Imperial, the biggest seller by volume of cigarettes in the UK, said legal action was a “last resort” but that the companies had been “left with no option than to defend our intellectual property rights in court”.

Philip Morris argued that plain packaging had not reduced smoking levels in Australia, the only country to adopt the policy, while Japan Tobacco also said the industry should not be deprived of its brand property. BAT told the court that it was not properly consulted before the vote in parliament on the new laws.

Tobacco companies have said that since the introduction of plain packaging in Australia smoking has increased among young people and prompted smokers to buy cheaper cigarettes instead of quitting altogether.

A challenge against plain packaging in Australia failed because tobacco groups could not prove the government had benefited from their intellectual property loss. But under UK law, companies were not required to prove that the government benefited from the policy, just that property rights had been removed.

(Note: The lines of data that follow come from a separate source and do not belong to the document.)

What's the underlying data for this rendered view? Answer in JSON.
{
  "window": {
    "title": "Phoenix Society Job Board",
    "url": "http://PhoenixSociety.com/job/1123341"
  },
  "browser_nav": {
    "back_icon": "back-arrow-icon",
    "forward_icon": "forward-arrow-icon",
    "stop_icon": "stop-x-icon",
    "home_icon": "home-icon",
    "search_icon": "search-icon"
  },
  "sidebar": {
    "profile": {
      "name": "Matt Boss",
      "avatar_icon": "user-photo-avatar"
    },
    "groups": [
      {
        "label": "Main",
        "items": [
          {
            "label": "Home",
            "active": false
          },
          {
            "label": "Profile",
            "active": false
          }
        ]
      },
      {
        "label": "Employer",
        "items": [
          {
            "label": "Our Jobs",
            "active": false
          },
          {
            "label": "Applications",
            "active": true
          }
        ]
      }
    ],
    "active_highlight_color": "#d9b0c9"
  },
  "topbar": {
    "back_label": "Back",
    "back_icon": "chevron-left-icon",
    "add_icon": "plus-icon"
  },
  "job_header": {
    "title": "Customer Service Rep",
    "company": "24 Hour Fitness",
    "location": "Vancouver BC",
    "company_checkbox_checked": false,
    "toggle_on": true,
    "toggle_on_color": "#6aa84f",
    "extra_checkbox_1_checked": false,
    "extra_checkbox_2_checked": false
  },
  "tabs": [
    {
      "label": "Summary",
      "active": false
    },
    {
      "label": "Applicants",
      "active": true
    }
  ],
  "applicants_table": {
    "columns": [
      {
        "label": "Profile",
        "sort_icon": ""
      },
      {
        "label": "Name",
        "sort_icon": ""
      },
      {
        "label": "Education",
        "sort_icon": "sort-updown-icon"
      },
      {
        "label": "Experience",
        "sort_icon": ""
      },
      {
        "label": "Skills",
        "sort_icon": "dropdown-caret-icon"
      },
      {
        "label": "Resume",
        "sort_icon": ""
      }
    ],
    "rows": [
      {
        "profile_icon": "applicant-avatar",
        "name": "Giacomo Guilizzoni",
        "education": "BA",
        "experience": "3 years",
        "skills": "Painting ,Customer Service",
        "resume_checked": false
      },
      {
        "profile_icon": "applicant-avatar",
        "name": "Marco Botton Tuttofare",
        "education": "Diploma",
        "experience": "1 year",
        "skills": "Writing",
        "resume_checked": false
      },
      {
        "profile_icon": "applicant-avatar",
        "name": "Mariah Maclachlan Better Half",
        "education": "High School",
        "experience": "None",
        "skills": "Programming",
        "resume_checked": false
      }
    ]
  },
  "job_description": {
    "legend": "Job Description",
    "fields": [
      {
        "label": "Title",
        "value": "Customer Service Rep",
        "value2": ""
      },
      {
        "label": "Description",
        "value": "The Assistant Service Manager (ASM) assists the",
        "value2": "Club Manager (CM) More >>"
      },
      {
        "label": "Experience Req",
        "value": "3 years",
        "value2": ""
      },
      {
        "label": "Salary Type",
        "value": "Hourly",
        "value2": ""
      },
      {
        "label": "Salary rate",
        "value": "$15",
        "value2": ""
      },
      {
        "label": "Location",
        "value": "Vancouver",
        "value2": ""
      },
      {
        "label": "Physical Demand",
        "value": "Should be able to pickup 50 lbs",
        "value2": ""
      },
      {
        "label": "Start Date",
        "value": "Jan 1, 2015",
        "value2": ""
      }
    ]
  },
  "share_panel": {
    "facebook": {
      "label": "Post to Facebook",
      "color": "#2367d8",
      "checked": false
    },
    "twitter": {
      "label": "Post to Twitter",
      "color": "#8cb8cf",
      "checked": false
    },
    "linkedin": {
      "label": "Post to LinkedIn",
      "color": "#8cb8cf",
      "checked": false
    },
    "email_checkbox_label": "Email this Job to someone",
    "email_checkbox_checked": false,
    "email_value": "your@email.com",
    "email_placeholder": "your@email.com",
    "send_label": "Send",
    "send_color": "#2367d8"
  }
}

The tobacco companies used EU legislation including the Human Rights Act and the EU Charter of Fundamental Rights to help argue their case.

James Eadie QC, representing the government, told the court that the companies’ tobacco products “are the only legal consumer products in the world that cause half of their long-term users to die prematurely”.

But he added that the regulations were lawful and that standardised packaging was “highly likely to reduce both uptake and prevalence of smoking, and thus will have a positive impact on public health”.

The government argued that trademarks are being controlled, not removed altogether.